The investment bank conducted an exhaustive investigation into the company's financial history and infrastructure. "We don't do ourselves, the client, or potential investors a favor by going into a deal without testing the waters," explains Vogelgesang. Corporate minutes, articles of incorporation, audited financial statements: there wasn't a document of possible significance that slipped by Brown, Gibbons's attention. For companies with larger financial staffs and better record-keeping systems than NASC had back then, the due-diligence phase might have proceeded somewhat more quickly. But unless a company is always in the market for capital and has a sophisticated chief financial officer to supervise those activities, it's demanding to launch a private placement.
"Our early memorandum was full of our projected numbers about the company's potential sales and earnings," Redhead says. "When the Brown, Gibbons people came in, they didn't even care about our projections or that early memorandum. Their attitude was, if they liked what they saw, they'd come up with their own projections and draw up a memorandum the way they knew how to do it."
Reaching Out to Investors
By the end of September, the company's money prospects were looking stronger. Brown, Gibbons had decided to accept the assignment (for a fee, which ended up being 10% of the money raised and 5% of NASC's stock). That gave the CEO a team of advisers that included Paul Garofolo (who was focusing his efforts on building major-league and professional contacts) and Bill Vogelgesang (whose goal was to draw up an offering memorandum, come up with a list of potential investors, and circulate the company's vital statistics to groups that might be interested in a small, youth-oriented investment).

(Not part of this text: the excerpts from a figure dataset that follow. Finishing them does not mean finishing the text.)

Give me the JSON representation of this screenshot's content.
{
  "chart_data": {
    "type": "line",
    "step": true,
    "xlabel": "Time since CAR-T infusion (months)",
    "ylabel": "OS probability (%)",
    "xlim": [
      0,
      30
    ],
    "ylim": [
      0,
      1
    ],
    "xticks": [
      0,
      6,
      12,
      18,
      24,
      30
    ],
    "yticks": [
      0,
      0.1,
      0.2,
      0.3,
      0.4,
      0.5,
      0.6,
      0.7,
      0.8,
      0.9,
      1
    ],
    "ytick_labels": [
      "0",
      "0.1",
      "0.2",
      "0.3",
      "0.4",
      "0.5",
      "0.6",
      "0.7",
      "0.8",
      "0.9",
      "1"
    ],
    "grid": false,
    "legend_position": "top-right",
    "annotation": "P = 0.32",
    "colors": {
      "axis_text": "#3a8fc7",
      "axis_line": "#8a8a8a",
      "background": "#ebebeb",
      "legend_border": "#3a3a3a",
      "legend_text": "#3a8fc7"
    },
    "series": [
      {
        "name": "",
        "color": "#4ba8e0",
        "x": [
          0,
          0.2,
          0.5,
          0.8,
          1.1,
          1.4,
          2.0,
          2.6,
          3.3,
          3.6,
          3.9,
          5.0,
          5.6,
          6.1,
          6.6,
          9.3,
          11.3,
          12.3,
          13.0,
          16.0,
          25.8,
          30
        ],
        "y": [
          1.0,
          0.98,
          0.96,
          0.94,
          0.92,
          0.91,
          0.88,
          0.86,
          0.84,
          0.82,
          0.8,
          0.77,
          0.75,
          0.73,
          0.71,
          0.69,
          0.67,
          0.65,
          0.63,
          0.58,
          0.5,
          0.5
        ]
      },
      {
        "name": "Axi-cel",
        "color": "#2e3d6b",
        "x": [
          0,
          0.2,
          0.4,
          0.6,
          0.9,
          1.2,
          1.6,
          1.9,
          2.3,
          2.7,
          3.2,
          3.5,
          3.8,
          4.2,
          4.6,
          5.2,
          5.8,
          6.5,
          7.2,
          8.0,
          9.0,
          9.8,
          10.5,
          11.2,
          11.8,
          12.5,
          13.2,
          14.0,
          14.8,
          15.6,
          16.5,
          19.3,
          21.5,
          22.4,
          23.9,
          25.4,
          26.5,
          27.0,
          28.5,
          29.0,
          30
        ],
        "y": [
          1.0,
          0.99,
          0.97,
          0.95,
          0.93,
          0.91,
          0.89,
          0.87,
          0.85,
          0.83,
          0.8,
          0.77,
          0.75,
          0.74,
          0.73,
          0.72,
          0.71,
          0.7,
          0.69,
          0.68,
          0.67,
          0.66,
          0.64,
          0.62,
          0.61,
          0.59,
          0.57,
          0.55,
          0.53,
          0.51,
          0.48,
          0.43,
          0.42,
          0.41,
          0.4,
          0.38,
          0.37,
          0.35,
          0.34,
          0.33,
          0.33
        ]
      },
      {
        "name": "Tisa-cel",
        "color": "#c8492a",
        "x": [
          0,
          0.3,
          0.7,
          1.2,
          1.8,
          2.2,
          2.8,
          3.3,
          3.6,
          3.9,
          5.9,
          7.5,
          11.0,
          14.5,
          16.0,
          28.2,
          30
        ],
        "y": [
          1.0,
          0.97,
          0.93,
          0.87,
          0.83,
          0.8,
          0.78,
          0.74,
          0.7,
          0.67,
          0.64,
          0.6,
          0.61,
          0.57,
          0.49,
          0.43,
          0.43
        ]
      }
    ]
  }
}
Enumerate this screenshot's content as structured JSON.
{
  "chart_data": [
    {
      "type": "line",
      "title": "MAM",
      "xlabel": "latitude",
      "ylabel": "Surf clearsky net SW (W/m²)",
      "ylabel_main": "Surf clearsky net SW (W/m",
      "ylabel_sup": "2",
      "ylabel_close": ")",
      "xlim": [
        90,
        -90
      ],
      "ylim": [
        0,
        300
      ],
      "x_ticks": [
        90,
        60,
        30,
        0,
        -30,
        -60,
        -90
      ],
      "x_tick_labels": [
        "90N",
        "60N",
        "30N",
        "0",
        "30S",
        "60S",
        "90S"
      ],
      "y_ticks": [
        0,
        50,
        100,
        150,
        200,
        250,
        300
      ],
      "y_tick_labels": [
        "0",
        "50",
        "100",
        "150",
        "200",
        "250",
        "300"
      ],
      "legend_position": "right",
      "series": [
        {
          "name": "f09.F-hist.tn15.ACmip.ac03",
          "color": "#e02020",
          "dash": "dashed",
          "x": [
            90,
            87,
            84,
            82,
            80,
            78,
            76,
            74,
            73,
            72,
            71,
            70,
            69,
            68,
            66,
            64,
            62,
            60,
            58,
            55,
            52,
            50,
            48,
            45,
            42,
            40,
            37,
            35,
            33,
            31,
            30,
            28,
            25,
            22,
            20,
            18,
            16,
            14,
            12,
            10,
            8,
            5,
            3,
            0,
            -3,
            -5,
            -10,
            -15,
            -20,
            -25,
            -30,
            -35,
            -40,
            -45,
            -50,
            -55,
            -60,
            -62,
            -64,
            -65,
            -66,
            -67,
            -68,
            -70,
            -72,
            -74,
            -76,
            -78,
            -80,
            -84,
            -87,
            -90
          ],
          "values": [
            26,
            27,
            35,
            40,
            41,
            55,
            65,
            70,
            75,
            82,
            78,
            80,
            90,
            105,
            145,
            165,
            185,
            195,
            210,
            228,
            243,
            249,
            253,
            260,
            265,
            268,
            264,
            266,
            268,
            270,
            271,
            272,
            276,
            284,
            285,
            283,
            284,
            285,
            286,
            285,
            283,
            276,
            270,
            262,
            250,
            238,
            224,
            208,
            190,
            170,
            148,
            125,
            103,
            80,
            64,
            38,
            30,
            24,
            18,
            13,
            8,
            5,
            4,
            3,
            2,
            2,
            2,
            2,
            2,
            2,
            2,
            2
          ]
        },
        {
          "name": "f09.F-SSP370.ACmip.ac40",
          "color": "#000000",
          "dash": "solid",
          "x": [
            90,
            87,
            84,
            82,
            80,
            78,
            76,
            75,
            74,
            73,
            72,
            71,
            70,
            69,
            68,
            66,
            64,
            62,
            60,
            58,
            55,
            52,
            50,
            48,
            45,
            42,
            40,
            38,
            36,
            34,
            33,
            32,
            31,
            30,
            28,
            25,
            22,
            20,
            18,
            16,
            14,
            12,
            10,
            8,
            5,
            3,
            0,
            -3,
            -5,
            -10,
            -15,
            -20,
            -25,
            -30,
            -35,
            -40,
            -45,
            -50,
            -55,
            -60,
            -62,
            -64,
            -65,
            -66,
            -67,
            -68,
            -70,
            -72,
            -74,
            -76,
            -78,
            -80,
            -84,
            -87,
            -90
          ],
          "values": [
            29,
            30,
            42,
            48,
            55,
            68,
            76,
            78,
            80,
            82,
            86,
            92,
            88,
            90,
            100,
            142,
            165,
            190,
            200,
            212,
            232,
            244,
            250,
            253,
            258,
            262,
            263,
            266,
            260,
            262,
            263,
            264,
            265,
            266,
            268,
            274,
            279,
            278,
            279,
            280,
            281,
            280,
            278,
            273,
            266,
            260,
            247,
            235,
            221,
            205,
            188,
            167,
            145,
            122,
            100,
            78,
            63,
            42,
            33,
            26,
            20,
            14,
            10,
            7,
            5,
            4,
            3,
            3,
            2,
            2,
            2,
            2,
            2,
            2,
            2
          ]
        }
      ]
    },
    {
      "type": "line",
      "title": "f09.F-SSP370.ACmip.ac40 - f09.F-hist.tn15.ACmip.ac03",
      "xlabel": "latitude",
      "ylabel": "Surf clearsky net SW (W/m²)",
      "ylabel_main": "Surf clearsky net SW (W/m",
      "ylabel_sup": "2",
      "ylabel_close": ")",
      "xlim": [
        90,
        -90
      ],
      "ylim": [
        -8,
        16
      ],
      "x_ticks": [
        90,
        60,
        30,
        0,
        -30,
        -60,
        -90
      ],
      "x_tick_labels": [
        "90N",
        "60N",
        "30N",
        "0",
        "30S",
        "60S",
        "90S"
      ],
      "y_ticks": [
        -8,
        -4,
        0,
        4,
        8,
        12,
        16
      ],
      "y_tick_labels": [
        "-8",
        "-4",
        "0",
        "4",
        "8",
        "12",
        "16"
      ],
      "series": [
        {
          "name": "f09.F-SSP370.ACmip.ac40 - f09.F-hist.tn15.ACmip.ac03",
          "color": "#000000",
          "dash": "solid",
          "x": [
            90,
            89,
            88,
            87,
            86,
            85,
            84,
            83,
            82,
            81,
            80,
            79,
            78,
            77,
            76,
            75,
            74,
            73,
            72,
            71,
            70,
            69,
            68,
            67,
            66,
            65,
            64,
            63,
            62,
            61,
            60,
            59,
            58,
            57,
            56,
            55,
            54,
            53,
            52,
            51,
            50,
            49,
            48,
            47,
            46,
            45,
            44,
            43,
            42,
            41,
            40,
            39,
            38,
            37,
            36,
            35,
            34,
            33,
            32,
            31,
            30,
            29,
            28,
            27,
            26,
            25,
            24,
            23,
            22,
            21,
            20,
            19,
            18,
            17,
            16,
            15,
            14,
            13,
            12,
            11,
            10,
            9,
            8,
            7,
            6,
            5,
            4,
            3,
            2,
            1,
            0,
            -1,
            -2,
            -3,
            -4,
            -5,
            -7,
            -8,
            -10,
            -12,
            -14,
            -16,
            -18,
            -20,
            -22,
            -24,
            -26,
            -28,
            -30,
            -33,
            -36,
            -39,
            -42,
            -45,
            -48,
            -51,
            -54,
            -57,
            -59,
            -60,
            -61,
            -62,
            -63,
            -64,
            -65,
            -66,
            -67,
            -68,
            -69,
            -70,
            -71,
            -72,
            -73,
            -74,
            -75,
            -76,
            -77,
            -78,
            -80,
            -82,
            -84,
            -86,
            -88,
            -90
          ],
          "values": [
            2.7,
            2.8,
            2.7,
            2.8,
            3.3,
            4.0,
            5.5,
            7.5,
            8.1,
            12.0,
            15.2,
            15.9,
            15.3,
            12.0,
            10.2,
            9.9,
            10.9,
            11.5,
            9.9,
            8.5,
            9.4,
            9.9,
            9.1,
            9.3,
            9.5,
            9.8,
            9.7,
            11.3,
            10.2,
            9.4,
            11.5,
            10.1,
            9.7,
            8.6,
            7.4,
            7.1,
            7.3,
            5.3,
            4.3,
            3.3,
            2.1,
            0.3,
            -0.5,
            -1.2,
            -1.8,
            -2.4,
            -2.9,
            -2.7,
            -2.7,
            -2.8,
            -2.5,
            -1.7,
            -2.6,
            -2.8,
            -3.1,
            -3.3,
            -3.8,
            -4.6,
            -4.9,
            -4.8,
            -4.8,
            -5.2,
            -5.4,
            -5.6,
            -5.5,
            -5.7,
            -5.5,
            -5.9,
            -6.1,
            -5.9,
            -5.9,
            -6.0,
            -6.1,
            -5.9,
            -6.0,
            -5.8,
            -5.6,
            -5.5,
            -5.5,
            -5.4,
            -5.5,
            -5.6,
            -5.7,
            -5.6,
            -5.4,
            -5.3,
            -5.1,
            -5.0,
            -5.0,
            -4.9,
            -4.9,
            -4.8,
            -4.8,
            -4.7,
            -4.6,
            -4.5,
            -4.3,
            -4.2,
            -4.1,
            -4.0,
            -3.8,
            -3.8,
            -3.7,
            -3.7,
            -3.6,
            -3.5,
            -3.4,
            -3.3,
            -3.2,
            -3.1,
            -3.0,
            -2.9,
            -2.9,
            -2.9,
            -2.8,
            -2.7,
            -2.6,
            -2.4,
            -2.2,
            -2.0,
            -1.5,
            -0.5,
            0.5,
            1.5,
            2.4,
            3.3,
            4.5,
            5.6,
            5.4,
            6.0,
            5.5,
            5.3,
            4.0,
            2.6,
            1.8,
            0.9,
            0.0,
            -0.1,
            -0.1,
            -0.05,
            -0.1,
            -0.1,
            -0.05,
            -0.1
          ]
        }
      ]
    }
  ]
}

It was the toughest period the company had ever navigated through. While Vogelgesang started work on the offering memorandum, Russell and his staff successfully negotiated with the NFL to design and run a weekend-long pilot football camp that autumn. They were also heavily involved in negotiating a Major League Soccer affiliation and a pilot golf-camp program with Golden Bear. Topping it all off, they were entering their busiest sales season, when regional staff members started touring the country to sign up potential campsites.

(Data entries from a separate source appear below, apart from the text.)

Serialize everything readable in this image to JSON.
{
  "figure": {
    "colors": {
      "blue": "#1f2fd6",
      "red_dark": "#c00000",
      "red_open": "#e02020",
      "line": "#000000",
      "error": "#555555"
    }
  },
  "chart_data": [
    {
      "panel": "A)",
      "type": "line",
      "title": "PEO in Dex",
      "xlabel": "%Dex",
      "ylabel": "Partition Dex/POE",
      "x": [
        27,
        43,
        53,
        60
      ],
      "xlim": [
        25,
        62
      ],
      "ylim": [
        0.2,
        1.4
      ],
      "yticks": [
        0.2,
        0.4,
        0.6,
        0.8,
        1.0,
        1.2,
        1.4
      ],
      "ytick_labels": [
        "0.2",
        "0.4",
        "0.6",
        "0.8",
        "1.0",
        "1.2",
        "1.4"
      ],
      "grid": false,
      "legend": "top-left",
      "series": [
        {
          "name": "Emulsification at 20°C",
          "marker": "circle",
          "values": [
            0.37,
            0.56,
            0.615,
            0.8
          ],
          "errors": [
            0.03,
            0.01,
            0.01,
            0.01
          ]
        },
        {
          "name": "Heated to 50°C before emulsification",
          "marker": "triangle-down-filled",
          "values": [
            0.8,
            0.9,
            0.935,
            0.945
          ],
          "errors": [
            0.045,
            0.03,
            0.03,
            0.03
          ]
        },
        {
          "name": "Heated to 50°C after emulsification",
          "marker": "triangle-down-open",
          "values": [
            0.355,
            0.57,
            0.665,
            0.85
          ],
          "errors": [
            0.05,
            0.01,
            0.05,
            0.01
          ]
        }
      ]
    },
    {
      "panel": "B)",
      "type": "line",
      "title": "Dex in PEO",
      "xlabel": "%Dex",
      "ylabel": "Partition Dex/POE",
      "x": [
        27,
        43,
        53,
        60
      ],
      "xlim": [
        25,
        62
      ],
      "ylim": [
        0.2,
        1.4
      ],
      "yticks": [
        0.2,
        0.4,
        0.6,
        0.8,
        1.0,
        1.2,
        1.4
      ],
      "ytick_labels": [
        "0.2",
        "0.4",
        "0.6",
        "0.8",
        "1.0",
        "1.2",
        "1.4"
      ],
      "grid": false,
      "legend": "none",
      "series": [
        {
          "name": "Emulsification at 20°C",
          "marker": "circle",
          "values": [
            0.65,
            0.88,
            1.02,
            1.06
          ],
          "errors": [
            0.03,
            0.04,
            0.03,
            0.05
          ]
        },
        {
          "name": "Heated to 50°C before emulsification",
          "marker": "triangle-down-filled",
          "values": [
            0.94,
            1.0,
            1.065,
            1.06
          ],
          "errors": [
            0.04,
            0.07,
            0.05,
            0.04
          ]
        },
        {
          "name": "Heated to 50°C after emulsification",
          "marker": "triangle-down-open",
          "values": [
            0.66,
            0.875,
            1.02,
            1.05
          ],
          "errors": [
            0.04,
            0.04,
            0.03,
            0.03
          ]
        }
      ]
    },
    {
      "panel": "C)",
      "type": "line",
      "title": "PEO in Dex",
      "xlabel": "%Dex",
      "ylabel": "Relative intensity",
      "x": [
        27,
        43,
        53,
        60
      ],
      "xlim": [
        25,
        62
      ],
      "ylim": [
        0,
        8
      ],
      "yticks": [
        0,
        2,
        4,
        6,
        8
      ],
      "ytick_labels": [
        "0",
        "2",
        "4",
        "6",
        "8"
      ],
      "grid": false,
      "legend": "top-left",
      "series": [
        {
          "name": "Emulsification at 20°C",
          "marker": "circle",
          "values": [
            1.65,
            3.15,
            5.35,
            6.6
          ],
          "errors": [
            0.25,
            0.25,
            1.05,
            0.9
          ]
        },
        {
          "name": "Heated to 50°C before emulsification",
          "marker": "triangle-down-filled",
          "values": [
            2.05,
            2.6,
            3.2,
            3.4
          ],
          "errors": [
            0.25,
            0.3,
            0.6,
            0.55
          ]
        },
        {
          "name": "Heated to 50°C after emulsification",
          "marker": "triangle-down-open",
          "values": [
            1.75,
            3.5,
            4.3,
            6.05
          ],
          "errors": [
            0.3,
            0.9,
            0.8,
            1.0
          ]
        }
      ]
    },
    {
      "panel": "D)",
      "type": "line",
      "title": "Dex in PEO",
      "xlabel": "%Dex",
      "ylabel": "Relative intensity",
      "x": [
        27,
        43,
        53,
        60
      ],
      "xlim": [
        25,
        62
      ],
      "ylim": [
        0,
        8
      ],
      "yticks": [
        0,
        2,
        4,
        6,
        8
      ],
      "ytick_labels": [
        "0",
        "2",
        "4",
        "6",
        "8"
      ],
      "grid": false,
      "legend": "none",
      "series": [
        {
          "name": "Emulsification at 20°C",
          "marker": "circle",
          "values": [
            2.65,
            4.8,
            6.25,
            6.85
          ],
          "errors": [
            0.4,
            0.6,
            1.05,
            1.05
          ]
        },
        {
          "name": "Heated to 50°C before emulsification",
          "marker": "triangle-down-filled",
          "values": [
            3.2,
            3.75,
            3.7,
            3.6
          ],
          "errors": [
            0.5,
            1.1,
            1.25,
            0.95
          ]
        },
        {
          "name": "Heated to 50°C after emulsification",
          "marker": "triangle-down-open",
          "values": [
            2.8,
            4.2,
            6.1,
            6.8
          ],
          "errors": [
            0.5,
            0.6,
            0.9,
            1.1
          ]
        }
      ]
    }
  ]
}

To help NASC through the inevitable cash crunch that would accompany its early diversification efforts, Brown, Gibbons used its connections to help the company qualify for a six-figure credit line from a regional bank, its first credit in nearly a decade. Money helped, but it didn't eliminate the pressures on Russell and his 20-plus full-time employees in Norwich.
"Everything took longer with NASC than it arguably needed to," says Vogelgesang, who spent the next couple of months tracking down all the numbers and other details he needed for the offering memorandum. "But I couldn't blame them, because they were trying to run down so many different things at the same time--the financing, the different professional affiliations. You couldn't help but sense that this small company was being stressed. Gary was constantly reminding me that it wasn't his mission in life to be a full-time fund-raiser."
Russell learned from Vogelgesang and his team how to convey his message simply but confidently to potential investors. Fortunately, he has the gift of gab, as well as a passionate commitment to his business philosophy. And he was experienced at pitching his company to community groups and potential campers. All he needed was some training from Vogelgesang and his colleagues to be certain that he didn't scare off potential investors with too many details and not enough big-picture answers during preliminary conversations.
By the beginning of April 1996, Vogelgesang and his staff had finalized a 24-page confidential offering memorandum, complete with six appendixes describing the company's finances (with projected revenues of $5.7 million in 1997 and $10.6 million in 1998), job descriptions, and other key matters. Rather than mail out the entire book, he faxed a several-page executive summary to about 100 investors whom he considered good possibilities. Then he followed up with telephone calls. "A good positive-response rate is 10%," he reports. NASC was just about on target.
Gaining the attention of potential investors is far from simple. John Scott was one of the investors who received the summary. As a vice-president of Sirrom Capital Corp., a specialty finance firm in Nashville, Scott maintains relationships with investment bankers in nearby states in the hope of generating leads to promising small businesses. Sirrom Capital, with its $197-million loan portfolio, is scarcely a giant company, yet it receives about 150 financing approaches each month. "Had Gary Russell just sent this proposal in on his own, over the transom, we'd probably have told him, 'It sounds like a nice business, but we're going to pass,' " Scott says. "But I respected Brown, Gibbons's judgment enough to pay attention.
"If I'm interested enough to request the offering memorandum, I'll probably spend a couple of hours analyzing it, deciding whether I want to have an initial conversation with the business owner," Scott ex-plains. In the case of NASC, he decided he did.
Eventually, Russell had preliminary conversations--generally lasting between 60 and 90 minutes--with a handful of investors, either in person or by telephone. Vogelgesang arranged the first one with an investment group that was interested but not the likeliest of partners for NASC. That allowed Russell to view the conversation more as a dress rehearsal than a win-or-lose performance. "I was very nervous," he recalls. "I was afraid I would say the wrong thing and forget to say all the right things. I was very surprised by how long they kept me sticking to myself and my company's story--rather than getting to the numbers, which I thought they would want to do."